Since then, multiple stories have emerged of individuals who experienced dramatic changes in thinking and behavior after prolonged chatbot use. Some became convinced that they had divine missions, while others believed they were communicating with sentient beings. In one reported case, a man believed he had been chosen by ChatGPT to “break” a simulated reality. In another, a user’s romantic partner came to believe that the chatbot was a spiritual guide and began withdrawing from human relationships.

These stories tend to follow a pattern: intense engagement with the chatbot, increasingly eccentric beliefs, and a lack of pushback from the system itself. Critics point out that language models are trained to reward user satisfaction, which can mean agreeing with or amplifying the user’s worldview—even when it is distorted or delusional. That dynamic may mimic what psychiatrists call confirmation bias, a known contributor to psychotic thinking.

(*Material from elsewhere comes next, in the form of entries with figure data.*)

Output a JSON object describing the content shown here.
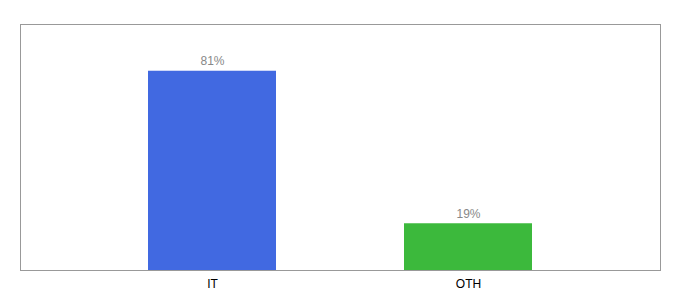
{
  "chart_data": {
    "type": "bar",
    "categories": [
      "IT",
      "OTH"
    ],
    "values": [
      81,
      19
    ],
    "value_labels": [
      "81%",
      "19%"
    ],
    "data_labels": true,
    "colors": [
      "#4169e1",
      "#3cb93c"
    ],
    "ylim": [
      0,
      100
    ],
    "tick_labels": "x"
  }
}
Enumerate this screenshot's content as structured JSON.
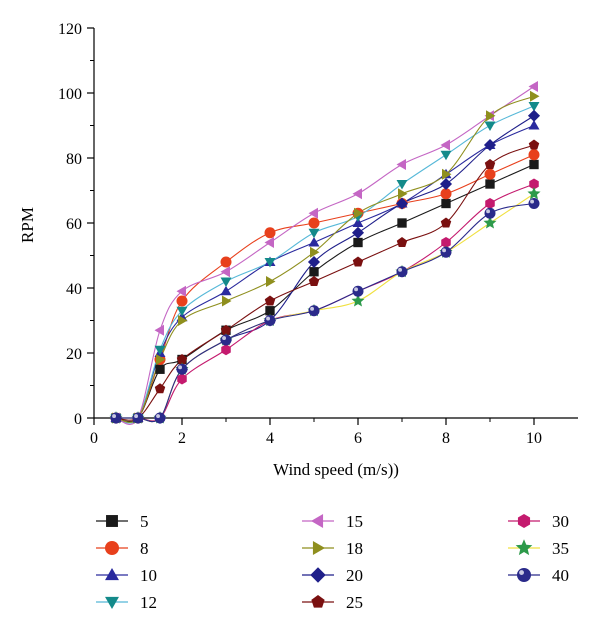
{
  "chart_data": {
    "type": "line",
    "title": "",
    "xlabel": "Wind speed (m/s))",
    "ylabel": "RPM",
    "xlim": [
      0,
      11
    ],
    "ylim": [
      0,
      120
    ],
    "xticks": [
      0,
      2,
      4,
      6,
      8,
      10
    ],
    "yticks": [
      0,
      20,
      40,
      60,
      80,
      100,
      120
    ],
    "grid": false,
    "legend_position": "bottom",
    "series": [
      {
        "name": "5",
        "marker": "square",
        "color": "#1a1a1a",
        "x": [
          0.5,
          1,
          1.5,
          2,
          3,
          4,
          5,
          6,
          7,
          8,
          9,
          10
        ],
        "y": [
          0,
          0,
          15,
          18,
          27,
          33,
          45,
          54,
          60,
          66,
          72,
          78
        ]
      },
      {
        "name": "8",
        "marker": "circle",
        "color": "#e8401c",
        "x": [
          0.5,
          1,
          1.5,
          2,
          3,
          4,
          5,
          6,
          7,
          8,
          9,
          10
        ],
        "y": [
          0,
          0,
          18,
          36,
          48,
          57,
          60,
          63,
          66,
          69,
          75,
          81
        ]
      },
      {
        "name": "10",
        "marker": "triangle-up",
        "color": "#2a2a9e",
        "x": [
          0.5,
          1,
          1.5,
          2,
          3,
          4,
          5,
          6,
          7,
          8,
          9,
          10
        ],
        "y": [
          0,
          0,
          20,
          31,
          39,
          48,
          54,
          60,
          66,
          75,
          84,
          90
        ]
      },
      {
        "name": "12",
        "marker": "triangle-down",
        "color": "#138a8a",
        "x": [
          0.5,
          1,
          1.5,
          2,
          3,
          4,
          5,
          6,
          7,
          8,
          9,
          10
        ],
        "y": [
          0,
          0,
          21,
          33,
          42,
          48,
          57,
          62,
          72,
          81,
          90,
          96
        ]
      },
      {
        "name": "15",
        "marker": "triangle-left",
        "color": "#c466c4",
        "x": [
          0.5,
          1,
          1.5,
          2,
          3,
          4,
          5,
          6,
          7,
          8,
          9,
          10
        ],
        "y": [
          0,
          0,
          27,
          39,
          45,
          54,
          63,
          69,
          78,
          84,
          93,
          102
        ]
      },
      {
        "name": "18",
        "marker": "triangle-right",
        "color": "#8f8f1e",
        "x": [
          0.5,
          1,
          1.5,
          2,
          3,
          4,
          5,
          6,
          7,
          8,
          9,
          10
        ],
        "y": [
          0,
          0,
          18,
          30,
          36,
          42,
          51,
          63,
          69,
          75,
          93,
          99
        ]
      },
      {
        "name": "20",
        "marker": "diamond",
        "color": "#1f1f8a",
        "x": [
          0.5,
          1,
          1.5,
          2,
          3,
          4,
          5,
          6,
          7,
          8,
          9,
          10
        ],
        "y": [
          0,
          0,
          0,
          15,
          24,
          30,
          48,
          57,
          66,
          72,
          84,
          93
        ]
      },
      {
        "name": "25",
        "marker": "pentagon",
        "color": "#7a1010",
        "x": [
          0.5,
          1,
          1.5,
          2,
          3,
          4,
          5,
          6,
          7,
          8,
          9,
          10
        ],
        "y": [
          0,
          0,
          9,
          18,
          27,
          36,
          42,
          48,
          54,
          60,
          78,
          84
        ]
      },
      {
        "name": "30",
        "marker": "hexagon",
        "color": "#c41a6e",
        "x": [
          0.5,
          1,
          1.5,
          2,
          3,
          4,
          5,
          6,
          7,
          8,
          9,
          10
        ],
        "y": [
          0,
          0,
          0,
          12,
          21,
          30,
          33,
          39,
          45,
          54,
          66,
          72
        ]
      },
      {
        "name": "35",
        "marker": "star",
        "color": "#2d9a4a",
        "x": [
          0.5,
          1,
          1.5,
          2,
          3,
          4,
          5,
          6,
          7,
          8,
          9,
          10
        ],
        "y": [
          0,
          0,
          0,
          15,
          24,
          30,
          33,
          36,
          45,
          51,
          60,
          69
        ]
      },
      {
        "name": "40",
        "marker": "sphere",
        "color": "#2a2a8a",
        "x": [
          0.5,
          1,
          1.5,
          2,
          3,
          4,
          5,
          6,
          7,
          8,
          9,
          10
        ],
        "y": [
          0,
          0,
          0,
          15,
          24,
          30,
          33,
          39,
          45,
          51,
          63,
          66
        ]
      }
    ],
    "curve_colors": [
      "#1a1a1a",
      "#e8401c",
      "#2a2a9e",
      "#56b8d8",
      "#c466c4",
      "#8f8f1e",
      "#1f1f8a",
      "#7a1010",
      "#c41a6e",
      "#f0e040",
      "#2a2a8a"
    ]
  }
}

Some developers are exploring ways to detect when a conversation appears to touch on delusional thinking—such as references to secret messages or supernatural identity—and redirect users to professional help. But such systems are still in their infancy, and the commercial incentives for chatbot companies tend to prioritize engagement over safety.

The case of the Seattle man is a sobering reminder of how even a seemingly minor substitution—replacing salt with a chemical cousin—can spiral into a medical and psychiatric emergency when guided by decontextualized information. While AI chatbots have potential to support healthcare in structured settings, this report suggests they may also present hidden risks, especially for users who take their advice literally.

The study, “A Case of Bromism Influenced by Use of Artificial Intelligence,” was authored by Audrey Eichenberger, Stephen Thielke, and Adam Van Buskirk.